Sedangkan Benito Mussolini bersama kekasih selingkuhannya, meregang nyawa ditangan regu tembak, usai ditangkap oleh rakyatnya sendiri. Yang benci sekaligus dendam akan kebengisan Mosalini saat ia memerintah.

Mayat penguasa Italia bersama pacarnya tersebut, digantung terbalik di alun alun kota Italia, dan disaksikan oleh lautan masa. Tubuh kaku bersimbah darah mereka, diludahi dan dipukuli oleh warganya. Sungguh, kematian tragis sekaligus menghinakan seorang pemimpin ditangan rakyatnya.

Coretan Kisah diatas sekedar pengantar, sekaligus pengingat bagi kita semua.

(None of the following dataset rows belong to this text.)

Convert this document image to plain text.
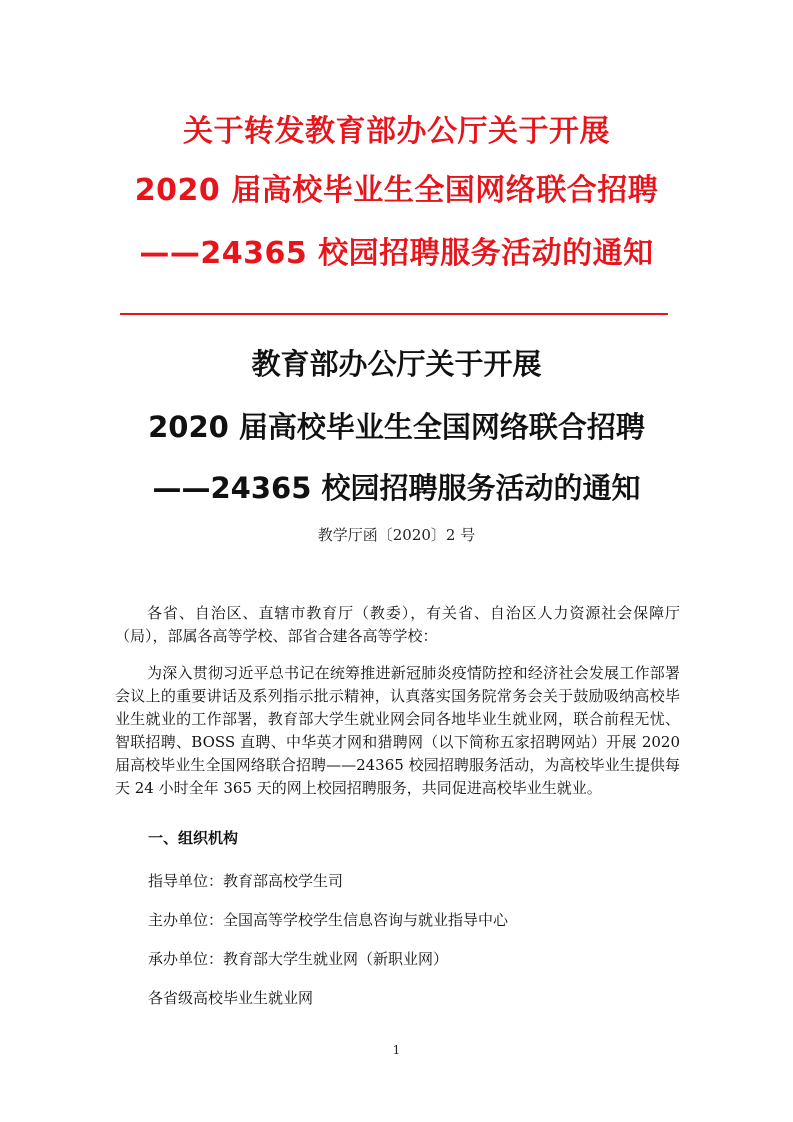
关于转发教育部办公厅关于开展
2020 届高校毕业生全国网络联合招聘
——24365 校园招聘服务活动的通知
教育部办公厅关于开展
2020 届高校毕业生全国网络联合招聘
——24365 校园招聘服务活动的通知
教学厅函〔2020〕2 号

各省、自治区、直辖市教育厅（教委），有关省、自治区人力资源社会保障厅（局），部属各高等学校、部省合建各高等学校：

为深入贯彻习近平总书记在统筹推进新冠肺炎疫情防控和经济社会发展工作部署会议上的重要讲话及系列指示批示精神，认真落实国务院常务会关于鼓励吸纳高校毕业生就业的工作部署，教育部大学生就业网会同各地毕业生就业网，联合前程无忧、智联招聘、BOSS 直聘、中华英才网和猎聘网（以下简称五家招聘网站）开展 2020 届高校毕业生全国网络联合招聘——24365 校园招聘服务活动，为高校毕业生提供每天 24 小时全年 365 天的网上校园招聘服务，共同促进高校毕业生就业。

一、组织机构

指导单位：教育部高校学生司

主办单位：全国高等学校学生信息咨询与就业指导中心

承办单位：教育部大学生就业网（新职业网）

各省级高校毕业生就业网

1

Agar tidak lupa diri, pada amanat yang diletakan dipundak. Serta memberikan pelajaran akan begitu mengerikan dimensi negatif dari dunia politik.

Penulis masuk pada pembahasan lewat tulisan ke-3, yang mengulas Konfrontasi antara Bupati Bima Hj. Indah Damayanti Putri berhadapan Edy Muhlis Ketua Komisi III DPRD Bima.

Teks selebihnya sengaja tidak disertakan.